The narrow harbour entrance is known as "Hells Gates", so named by the early convicts that were sent to the area because the place was so remote and forbidding, the seas often rough and the life ahead harsh. 20 metre (65ft) swells are common here. Luckily for us, the weather today was overcast but calm and the seas kind.
At the mouth of the harbour lies "Entrance Island". The lighthouse was built in 1892 and was manned until the 1920's. It is now automated. It must have been a lonely isolated life in this remote area. Beyond the island lies the great Southern Ocean. Sail straight ahead (west) and you'll skip right beneath Africa and won't hit land until the southern tip of South America (42 degrees south).
We then headed back into the huge harbour to witness the new "growth industry" of the area - fish farming. The waters here are pristine and the cold climate ideal for raising atlantic salmon and ocean trout. The fish are reared in large round pens (about 25,000 fish per pen!).
At the south eastern end of Macquarie Harbour we entered the Gordon River. The Franklin & Gordon Rivers received world-wide attention in the 1980's when a government move to dam the rivers for a hydro-electric scheme were met with mass protests from citizens and conservationists. It lead to the birth of the "green movement" in Australia and Europe and changed the way the world looked at wild places. Today tourism has replaced the employment and income the hydro-electric scheme would have brought.
We stopped along the river at Heritage Landing for a walk through the cool temperate rainforest.
Here the trees grow tall and green and the high rainfall sees that even the tree trunks grow green with thick mosses and lichens.

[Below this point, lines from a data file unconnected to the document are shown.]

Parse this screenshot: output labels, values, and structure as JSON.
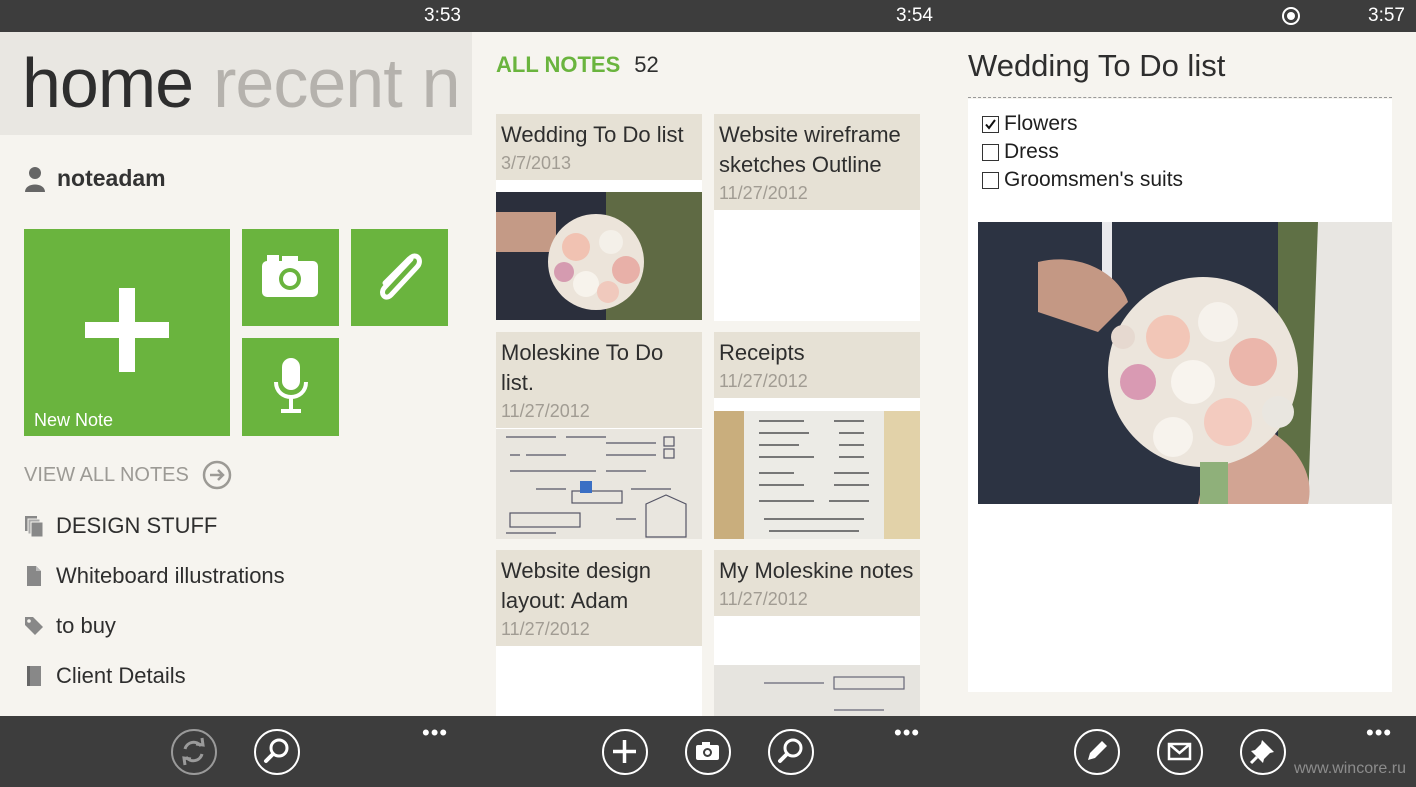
{
  "screen1": {
    "time": "3:53",
    "pivot": [
      "home",
      "recent",
      "n"
    ],
    "username": "noteadam",
    "tiles": {
      "new_note": "New Note"
    },
    "view_all": "VIEW ALL NOTES",
    "notebooks": [
      "DESIGN STUFF",
      "Whiteboard illustrations",
      "to buy",
      "Client Details"
    ],
    "appbar": {
      "dots": "•••"
    }
  },
  "screen2": {
    "time": "3:54",
    "header": {
      "label": "ALL NOTES",
      "count": "52"
    },
    "notes": [
      {
        "title": "Wedding To Do list",
        "date": "3/7/2013"
      },
      {
        "title": "Website wireframe sketches Outline",
        "date": "11/27/2012"
      },
      {
        "title": "Moleskine To Do list.",
        "date": "11/27/2012"
      },
      {
        "title": "Receipts",
        "date": "11/27/2012"
      },
      {
        "title": "Website design layout: Adam",
        "date": "11/27/2012"
      },
      {
        "title": "My Moleskine notes",
        "date": "11/27/2012"
      }
    ],
    "appbar": {
      "dots": "•••"
    }
  },
  "screen3": {
    "time": "3:57",
    "title": "Wedding To Do list",
    "checklist": [
      {
        "label": "Flowers",
        "checked": true
      },
      {
        "label": "Dress",
        "checked": false
      },
      {
        "label": "Groomsmen's suits",
        "checked": false
      }
    ],
    "appbar": {
      "dots": "•••"
    },
    "watermark": "www.wincore.ru"
  },
  "colors": {
    "accent": "#6ab43e",
    "chrome": "#3d3d3d",
    "background": "#f6f4ef",
    "card_header": "#e6e1d5"
  }
}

We also encountered a "local" curled up on a log. The Tasmanian Tiger Snake ranks among the deadliest in the world, killing about 45% of its human victims. Luckily it is not an agressive snake and on this day it was more interested in sleeping than in the tourists snapping photos as they passed by!
Back in Macquarie Harbour our next stop was Sarah Island. A convict penal colony operated on the island for 12 years from 1821 until it was closed in favor of the larger Port Arthur convict settlement on the opposite coast of Tasmania. During its operation the convicts of Sarah Island were used to harvest the valuable Huon Pine that grew around the shores of the harbour and up the Gordon River. Huon Pine, found only in Tasmania, is a remnant of the last ice age and is a very fine grained wood that contains an oil the makes it unattractive to insects and borers and it never rots even if left sitting in mud or water for years. This made it an extremely attractive wood for boat-building. After floating the logs downstream to Sarah Island more convicts were used to saw the logs and later to build ships, the sale of which then returned an income to the government.